1) zinc and lead concentrates for sintering
2) sintering plant
3) air is blown up through the sintering bed to convert the zinc and lead sulfides to their oxides with volatization of sulfur dioxide gas
4) sulfur dioxide removed and used for sulfuric acid manufacture
6) coke preheater
7) furnace charge of hot coke, lead and zinc sinter
8) blast furnace 9) zinc vapor and blast furnace gases
10) addition of sulfur to promote slag
11) slag containing copper sulfide and copper arsenide, removed for copper refining
12) lead bullion, containing impurities of gold, silver, tin, bismuth, and cadium
13) electrolytic process for lead refining
14) impurities removed for separate refining
15) 99.9% lead
16) lead splash condenser. Zinc vapor is condensed by shock cooling with molten lead
17) furnace gasses removed
18) zinc/lead separation system by cooling
19) 99.9% zinc
Zinc (Zn) is a bluish-white, lustrous, metallic element in group IIB of the periodic table. It is also an anomalous transition element. Zinc occurs naturally as sphalerite, smithsonite, hemimorphite, and wurtzite, and is extracted by roasting to the oxide and reduction with carbon. Zinc is brittle at room temperatures but malleable when heated. It is used to form a wide variety of alloys including brass, bronze, German silver, various solders, and nickel silver, in galvanizing iron and other metals, for electric fuses, anodes, and meter cases, and in roofing, gutters, and various household objects. Zinc is a vital trace element, occurring in erythrocytes (red blood cells) and insulin.
Compounds of zinc
Chemically zinc is reactive, readily forming divalent ionic salts (Zn2+), and zincates (ZnO22-) in alkaline solution; it forms many stable ligand complexes. Zinc chloride is used as a flux, for fireproofing, in dentistry, and in the manufacture of batteries and fungicides. Zinc oxide and sulfide are used as white pigments. Additionally, zinc oxide is an ingredient of many skin preparations that has a mild astringent (dying) action and a soothing effect. Zinc oxide is used to treat painful, itchy, and moist skin (such as eczema, bedsores, and diaper rash).
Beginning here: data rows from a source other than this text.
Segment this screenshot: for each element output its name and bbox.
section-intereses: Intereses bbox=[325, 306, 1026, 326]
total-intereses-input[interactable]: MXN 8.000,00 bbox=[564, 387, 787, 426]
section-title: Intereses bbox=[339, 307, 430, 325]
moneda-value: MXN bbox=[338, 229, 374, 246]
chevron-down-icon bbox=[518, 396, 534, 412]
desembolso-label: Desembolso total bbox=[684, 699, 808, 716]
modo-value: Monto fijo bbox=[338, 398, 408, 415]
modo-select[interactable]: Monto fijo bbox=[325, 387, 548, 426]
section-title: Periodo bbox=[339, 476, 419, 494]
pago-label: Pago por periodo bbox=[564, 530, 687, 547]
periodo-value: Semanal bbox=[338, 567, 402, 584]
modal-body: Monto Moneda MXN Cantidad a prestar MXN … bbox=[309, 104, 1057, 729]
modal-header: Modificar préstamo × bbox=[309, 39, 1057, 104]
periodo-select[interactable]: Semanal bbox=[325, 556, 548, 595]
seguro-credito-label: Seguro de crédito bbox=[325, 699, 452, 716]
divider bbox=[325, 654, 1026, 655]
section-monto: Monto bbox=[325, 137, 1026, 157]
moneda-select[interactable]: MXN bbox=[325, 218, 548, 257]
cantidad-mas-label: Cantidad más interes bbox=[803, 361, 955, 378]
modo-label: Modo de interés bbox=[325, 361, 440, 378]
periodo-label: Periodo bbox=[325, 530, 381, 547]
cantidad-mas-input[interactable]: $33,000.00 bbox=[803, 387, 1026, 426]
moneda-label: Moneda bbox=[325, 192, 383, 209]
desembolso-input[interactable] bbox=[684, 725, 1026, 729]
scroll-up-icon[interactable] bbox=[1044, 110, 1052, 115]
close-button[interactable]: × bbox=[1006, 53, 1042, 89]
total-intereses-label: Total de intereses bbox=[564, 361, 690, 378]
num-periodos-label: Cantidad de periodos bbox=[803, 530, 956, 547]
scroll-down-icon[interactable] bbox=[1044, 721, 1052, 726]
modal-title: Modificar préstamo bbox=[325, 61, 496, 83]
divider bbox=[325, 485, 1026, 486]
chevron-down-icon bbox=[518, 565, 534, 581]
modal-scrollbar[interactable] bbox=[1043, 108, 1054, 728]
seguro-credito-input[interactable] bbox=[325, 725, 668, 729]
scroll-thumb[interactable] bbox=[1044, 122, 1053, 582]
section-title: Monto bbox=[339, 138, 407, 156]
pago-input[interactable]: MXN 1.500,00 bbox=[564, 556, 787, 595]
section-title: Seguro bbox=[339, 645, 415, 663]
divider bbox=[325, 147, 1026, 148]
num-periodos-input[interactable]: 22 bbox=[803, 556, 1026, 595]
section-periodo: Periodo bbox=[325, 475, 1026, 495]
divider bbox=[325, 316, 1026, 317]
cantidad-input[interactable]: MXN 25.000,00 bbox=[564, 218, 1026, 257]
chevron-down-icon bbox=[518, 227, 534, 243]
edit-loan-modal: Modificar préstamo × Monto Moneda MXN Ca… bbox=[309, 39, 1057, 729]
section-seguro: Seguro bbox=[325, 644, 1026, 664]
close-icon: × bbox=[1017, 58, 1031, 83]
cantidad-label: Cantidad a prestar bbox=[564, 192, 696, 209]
It also blocks the ultraviolet rays of the sun.
|relative atomic mass||65.37|
|relative density||7.14 (at 25°C)|
|melting point||419.5°C (787.1°F)|
|boiling point||908°C (1,666°F)|
Zinc and health
Zinc is a trace element (second only to iron in its concentration in the body) that is essential for normal growth, development of the reproductive organs, normal function of the prostate gland, healing of wounds, and the manufacture of proteins and nucleic acid. Zinc is a cofactor that controls the activities of more than 100 enzymes and is involved in the functioning of the hormone insulin.
Small amounts of the element are present in a wide variety of foods; particularly rich sources include lean meat, wholemeal breads, whole grain cereals, dried beans, and seafoods. Beef, pork, and lamb contain more zinc than fish. The dark meat of a chicken has more zinc than the light meat.
Zinc deficiency is rare, most cases occurring in people who are generally malnourished. Deficiency may also be caused by any disorder that causes malabsorption, by acrodermatitis enteropathica (a disorder of zinc absorption), or by increased zinc requirements due to cell damage (for example, as a result of a burn or in sickle cell anemia). Symptoms of deficiency include impairment of taste and loss of appetite; in severe cases, there may also be hair loss and inflammation of the skin, mouth, tongue, and eyelids.
Prolonged, excessive intake of zinc (usually through supplements) may interfere with the intestinal absorption of iron and copper, leading to a deficiency of these minerals and resultant symptoms of nausea, vomiting, fever, headache, tiredness, and abdominal pain.